You might be wondering what any of this has to do with the moon hitting your eye.

Last Friday evening, July 20, I went outside and spent a couple of hours looking at the moon. Why? Well, last Friday marked the 49th anniversary of the first manned landing on the moon.

I’m old enough to remember 49-years-ago, watching Mike Collins, Buzz Aldrin and Neil Armstrong roar into the heavens from Pad 39A on July 16. Four days later I watched in awe as Armstrong and Aldrin landed on the Moon in Eagle, while Collins remained in orbit aboard Columbia. As the warm summer day turned to evening I watched as the first men clambered down out of the LEM and walked about on the actual surface of the moon!

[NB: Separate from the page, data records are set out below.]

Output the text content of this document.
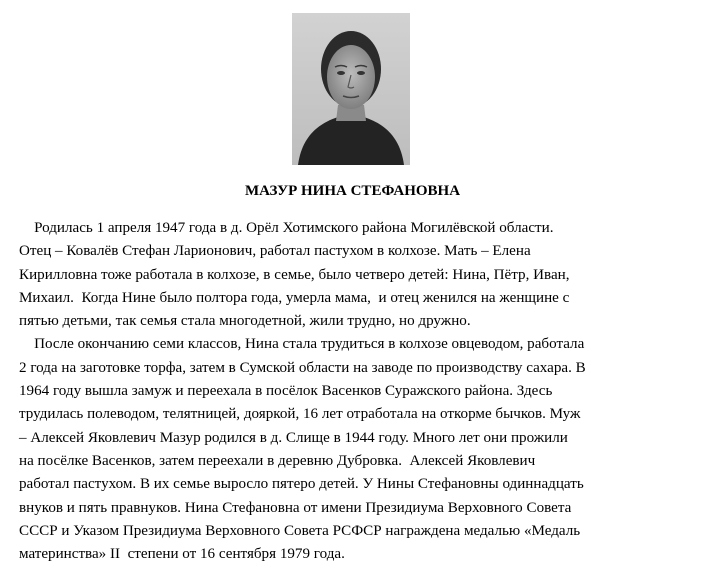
МАЗУР НИНА СТЕФАНОВНА
Родилась 1 апреля 1947 года в д. Орёл Хотимского района Могилёвской области.
Отец – Ковалёв Стефан Ларионович, работал пастухом в колхозе. Мать – Елена
Кирилловна тоже работала в колхозе, в семье, было четверо детей: Нина, Пётр, Иван,
Михаил.  Когда Нине было полтора года, умерла мама,  и отец женился на женщине с
пятью детьми, так семья стала многодетной, жили трудно, но дружно.
После окончанию семи классов, Нина стала трудиться в колхозе овцеводом, работала
2 года на заготовке торфа, затем в Сумской области на заводе по производству сахара. В
1964 году вышла замуж и переехала в посёлок Васенков Суражского района. Здесь
трудилась полеводом, телятницей, дояркой, 16 лет отработала на откорме бычков. Муж
– Алексей Яковлевич Мазур родился в д. Слище в 1944 году. Много лет они прожили
на посёлке Васенков, затем переехали в деревню Дубровка.  Алексей Яковлевич
работал пастухом. В их семье выросло пятеро детей. У Нины Стефановны одиннадцать
внуков и пять правнуков. Нина Стефановна от имени Президиума Верховного Совета
СССР и Указом Президиума Верховного Совета РСФСР награждена медалью «Медаль
материнства» II  степени от 16 сентября 1979 года.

If I try hard enough, and particularly if I’m looking at the actual moon, I can recapture some of the wonder I felt on that sultry summer evening so long ago. My memories of that night are still crystal clear. I remember that when then the broadcast ended I stepped out into the summer night and looked at the moon. It was almost due south and was a waxing crescent, nearly at first quarter phase. I could see the Sea of Tranquility. I looked and looked and strained as hard as I could but I could not see any sign of Eagle on the surface or Columbia in orbit. I was slightly disappointed that I could see no sign; it seemed that such a momentous feat should somehow be evident to my naked eyes. On the other hand, I didn’t really need to see a sign. I knew, as I know today, that something wonderful had happened.

Last Friday as I looked up at a waxing gibbous moon – more than 60 percent full – it just wasn’t very hard to recapture that same sense of wonder. I stood anchored on two healthy feet and enjoyed the view, giving thanks all the while for the immeasurable blessings of my life.